No es menos cierto por ello, que muchas de las empresas sujetas a esta modalidad expropiatoria, conocen en detalle el esquema vigente. Ellos ingresaron al negocio, bajo oscuras modalidades, con escasa transparencia, y con favores que estos mismos interlocutores le hicieron tantas veces para ampliar sus fronteras económicas.

Lejos están algunas de estas rentables actividades de ser el paradigma del mercado, la competencia y el triunfo de los más eficientes. Muchos de ellos son especialistas en obtener prebendas y privilegios estatales, donde sea, y esto que ocurrió, está en sus agendas pese a su sobreactuado desconcierto.
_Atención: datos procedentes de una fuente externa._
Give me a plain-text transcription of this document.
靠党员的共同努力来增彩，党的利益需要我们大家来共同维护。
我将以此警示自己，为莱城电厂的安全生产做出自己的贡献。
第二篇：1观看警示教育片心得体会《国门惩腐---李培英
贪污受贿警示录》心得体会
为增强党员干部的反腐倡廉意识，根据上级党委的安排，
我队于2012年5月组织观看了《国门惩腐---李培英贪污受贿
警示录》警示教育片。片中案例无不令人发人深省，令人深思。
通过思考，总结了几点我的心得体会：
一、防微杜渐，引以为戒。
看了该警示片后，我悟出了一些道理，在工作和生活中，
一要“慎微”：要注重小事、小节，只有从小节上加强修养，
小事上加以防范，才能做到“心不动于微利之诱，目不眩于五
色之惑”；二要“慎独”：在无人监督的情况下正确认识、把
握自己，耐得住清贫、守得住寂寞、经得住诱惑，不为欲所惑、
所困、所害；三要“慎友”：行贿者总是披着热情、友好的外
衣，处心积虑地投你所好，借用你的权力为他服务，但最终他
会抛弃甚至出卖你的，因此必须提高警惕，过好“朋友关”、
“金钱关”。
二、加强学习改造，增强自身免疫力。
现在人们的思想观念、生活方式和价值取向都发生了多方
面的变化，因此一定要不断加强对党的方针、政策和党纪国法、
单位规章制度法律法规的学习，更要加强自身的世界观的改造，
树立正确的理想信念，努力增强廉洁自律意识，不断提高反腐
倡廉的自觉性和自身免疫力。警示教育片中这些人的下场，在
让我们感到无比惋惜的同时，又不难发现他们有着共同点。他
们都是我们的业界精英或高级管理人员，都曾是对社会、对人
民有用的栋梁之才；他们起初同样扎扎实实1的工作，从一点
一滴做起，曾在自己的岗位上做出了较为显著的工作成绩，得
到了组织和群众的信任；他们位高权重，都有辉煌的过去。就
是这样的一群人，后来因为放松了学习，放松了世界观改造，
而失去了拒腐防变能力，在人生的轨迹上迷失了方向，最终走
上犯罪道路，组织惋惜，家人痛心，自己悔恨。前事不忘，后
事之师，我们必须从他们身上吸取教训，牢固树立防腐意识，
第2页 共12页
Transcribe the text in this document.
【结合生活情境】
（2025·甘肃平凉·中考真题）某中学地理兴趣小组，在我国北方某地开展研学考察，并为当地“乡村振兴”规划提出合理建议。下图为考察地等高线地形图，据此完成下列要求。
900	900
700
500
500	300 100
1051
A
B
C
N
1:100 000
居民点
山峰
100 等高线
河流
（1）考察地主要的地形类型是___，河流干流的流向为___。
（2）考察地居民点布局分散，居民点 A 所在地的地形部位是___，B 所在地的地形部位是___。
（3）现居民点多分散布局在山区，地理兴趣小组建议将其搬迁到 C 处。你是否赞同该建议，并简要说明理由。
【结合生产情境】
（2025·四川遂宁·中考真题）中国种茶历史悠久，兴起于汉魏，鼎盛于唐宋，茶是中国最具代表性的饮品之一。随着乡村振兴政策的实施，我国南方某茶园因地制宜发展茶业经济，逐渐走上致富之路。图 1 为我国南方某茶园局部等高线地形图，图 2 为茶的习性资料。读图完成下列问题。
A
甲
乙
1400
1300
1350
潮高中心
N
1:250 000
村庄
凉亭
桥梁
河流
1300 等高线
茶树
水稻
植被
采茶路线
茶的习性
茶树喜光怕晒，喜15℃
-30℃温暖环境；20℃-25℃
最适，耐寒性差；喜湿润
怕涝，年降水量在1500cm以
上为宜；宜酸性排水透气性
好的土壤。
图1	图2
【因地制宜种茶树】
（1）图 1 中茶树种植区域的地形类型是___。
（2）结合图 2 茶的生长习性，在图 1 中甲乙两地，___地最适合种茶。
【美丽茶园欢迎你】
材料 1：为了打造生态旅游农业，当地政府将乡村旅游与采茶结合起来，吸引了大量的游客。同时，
Lo de ellos pasa hoy simplemente por negociar bien la compensación que reclaman por esta expropiación, no más que eso. Invertir en países hostiles al capital como los nuestros, supone justamente arriesgarse a las consecuencias repentinas de estas predecibles aventuras populistas.

Pero eso tampoco justifica apropiarse de sus bienes. Una inmoralidad nunca se justifica con otra.

Claramente somos una sociedad hipócrita, que abusa de sus contradicciones, que milita en esto del insostenible y escandaloso doble estándar que justifica expropiaciones a extranjeros en su país, pero que rechazaría de plano cualquier intento similar de una nación foránea.

Esta típica ambigüedad ideológica que detentamos tan ostensiblemente, es la que muestra que nos enojamos con los que vienen a invertir y pretenden obtener lucro para llevarse las utilidades a su país de origen. La contracara es que raramente nos sonrojamos con la ganancia propia y nos ofenderíamos si nos impidieran traer a nuestra tierra el fruto del esfuerzo de nuestras empresas que invierten y producen en el exterior.

La picardía está a la orden del día. Un gobierno de saqueadores, plenamente consistente con una sociedad incoherente, cegada por sus rencores y odios, deseosa de plasmar sus revanchas y venganzas, repleta de envidia, que le impide entender que solo se crece genuinamente produciendo, generando confianza, con alianzas y no con represalias, robos y confrontación endémica.

Lamentablemente, en vez de dedicarnos a producir riquezas y combatir la pobreza con ingenio y perseverancia, hemos optado por el patético sendero de la apropiación, bajo la constante inspiración de una sagacidad indecente.